Like I mean seriously… I fucking hate myself that I didn’t know early and will never accept myself as trans or transition because of that. I used to be an extremely religiously zealous and anti-lgbtq chud and nobody here seems to have had the same experience cause you all seemingly were already gay little faggots or troons at 16y old and simply were to dumb or didn’t know about DIY back then. But me?
No, I was straight. I was cis. Then it all broke apart. Isn’t there anybody who has a similar experience and knows how that feels and has the same doubts due to not knowing they were trans at an early age and that used to be like extremely transphobic!
I can’t be the only one… I’m so lonely and hurt


my life as a man was objectivelly great in all aspects, good body, good job, respect, partners. I repped for years by blaming my dysphoria on external factors and then proceding to try to fix those factors. Yet it followed me everywhere like a shadow while I clinged harder and harder to male social roles. Being a woman was not an escape, masculinity was.

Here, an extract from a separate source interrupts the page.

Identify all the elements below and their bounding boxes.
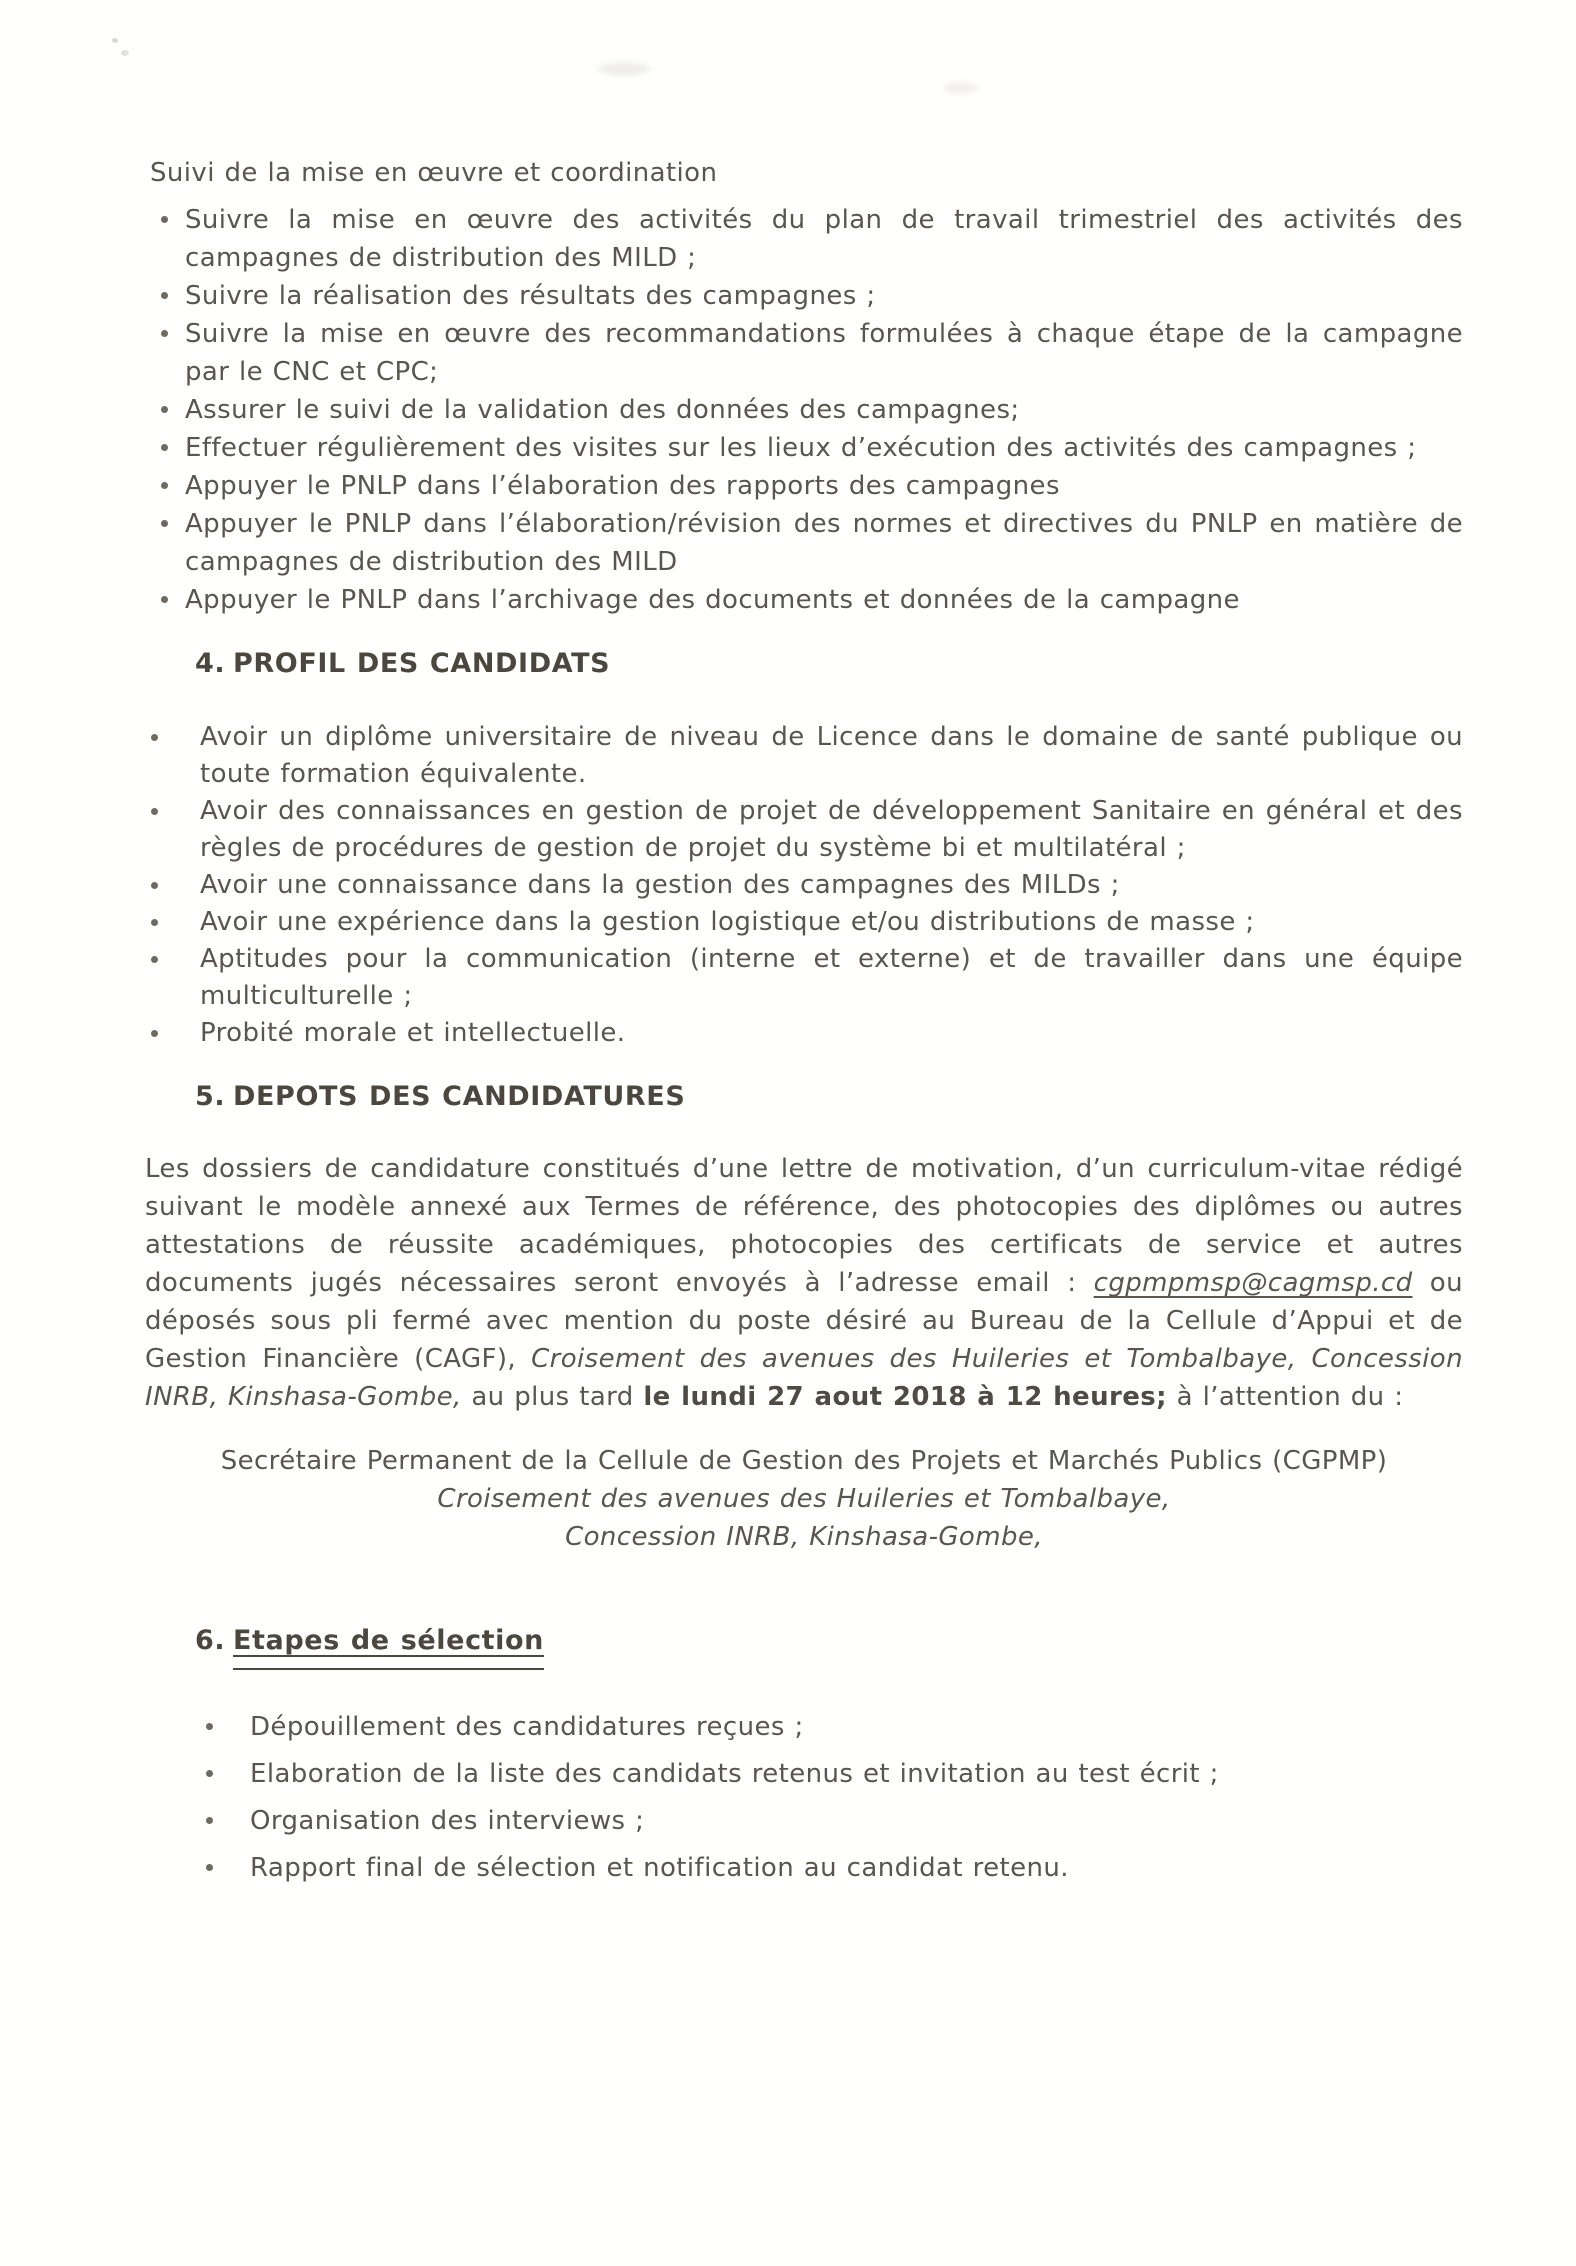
list-item: Suivre la mise en œuvre des activités du plan de travail trimestriel des activités des campagnes de distribution des MILD ;: [145, 201, 1463, 277]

I had build the perfect life as a man and no stone was left unturned. I couldn’t blame my feelings on lacking X, Y or Z anymore I had to accept the reality of my condition.
Being trans is literally the same thing as being gay just on different brain areas. They’re born with cross sex anatomy on areas of the brain responsible for attraction and you’re born with cross sex anatomy on areas of the brain responsible for self identification which causes dimorphic anatomic traits to feel like deformities.